<夏の甲子園中止>御殿場西・森下監督「悔しさを力に」

(2020/5/21 09:48)
選手の自主練習の様子を見守る御殿場西の森下監督(右)=御殿場西高

 2007年春の選抜で常葉菊川を優勝に導いた御殿場西の森下知幸監督は、「残念だが僕らの力ではどうにもならない。甲子園という目標がなくなろうと、高校野球をやり切ることに意味がある」と、自主練習に打ち込むナインを鼓舞している。
 森下監督が経験を通じて気付いたことがある。達成感を得てしまうと、続く人生に情熱を保てない教え子が多かった。そこで選手には「甲子園は“修学旅行”みたいなもの。行けば楽しいが、行けなくても、負けた悔しさは次に向かう力になる」と伝えてきた。

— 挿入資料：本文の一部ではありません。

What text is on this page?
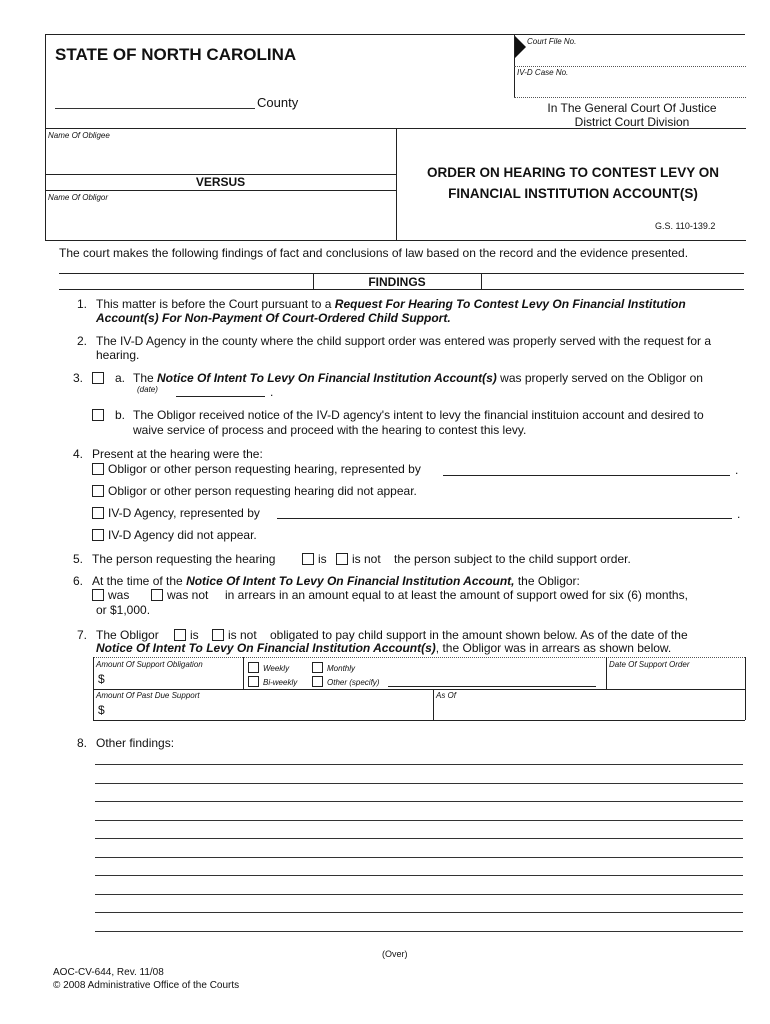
STATE OF NORTH CAROLINA
County
Court File No.
IV-D Case No.
In The General Court Of Justice
District Court Division
Name Of Obligee
VERSUS
Name Of Obligor
ORDER ON HEARING TO CONTEST LEVY ON
FINANCIAL INSTITUTION ACCOUNT(S)
G.S. 110-139.2
The court makes the following findings of fact and conclusions of law based on the record and the evidence presented.
FINDINGS
1. This matter is before the Court pursuant to a Request For Hearing To Contest Levy On Financial Institution
Account(s) For Non-Payment Of Court-Ordered Child Support.
2. The IV-D Agency in the county where the child support order was entered was properly served with the request for a
hearing.
3.	a. The Notice Of Intent To Levy On Financial Institution Account(s) was properly served on the Obligor on
(date)	.
b. The Obligor received notice of the IV-D agency's intent to levy the financial instituion account and desired to
waive service of process and proceed with the hearing to contest this levy.
4. Present at the hearing were the:
Obligor or other person requesting hearing, represented by	.
Obligor or other person requesting hearing did not appear.
IV-D Agency, represented by	.
IV-D Agency did not appear.
5. The person requesting the hearing	is is not the person subject to the child support order.
6. At the time of the Notice Of Intent To Levy On Financial Institution Account, the Obligor:
was	was not in arrears in an amount equal to at least the amount of support owed for six (6) months,
or $1,000.
7. The Obligor	is is not obligated to pay child support in the amount shown below. As of the date of the
Notice Of Intent To Levy On Financial Institution Account(s), the Obligor was in arrears as shown below.
Amount Of Support Obligation
$
Weekly	Monthly
Bi-weekly	Other (specify)
Date Of Support Order
Amount Of Past Due Support
$
As Of
8. Other findings:
(Over)
AOC-CV-644, Rev. 11/08
© 2008 Administrative Office of the Courts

 「最後の夏だし、打線は全国でも通用すると思う」と楽しみにしていた磯部太一主将も「監督に日頃から失敗しないと人生は成功しないと言われ続けてきたから、甲子園に対する考え方も変わった。早く全員でノックを受けたい。県大会だけでもやってほしい」と気持ちを切り替える。
 指揮官も「試合ができない悔しさ、この学年に生まれた悔しさではなく、練習や試合ができる喜び、真剣勝負で負ける悔しさを味わわせてやりたい。その悔しさがあれば次に向かえる」と代替大会の開催を切望する。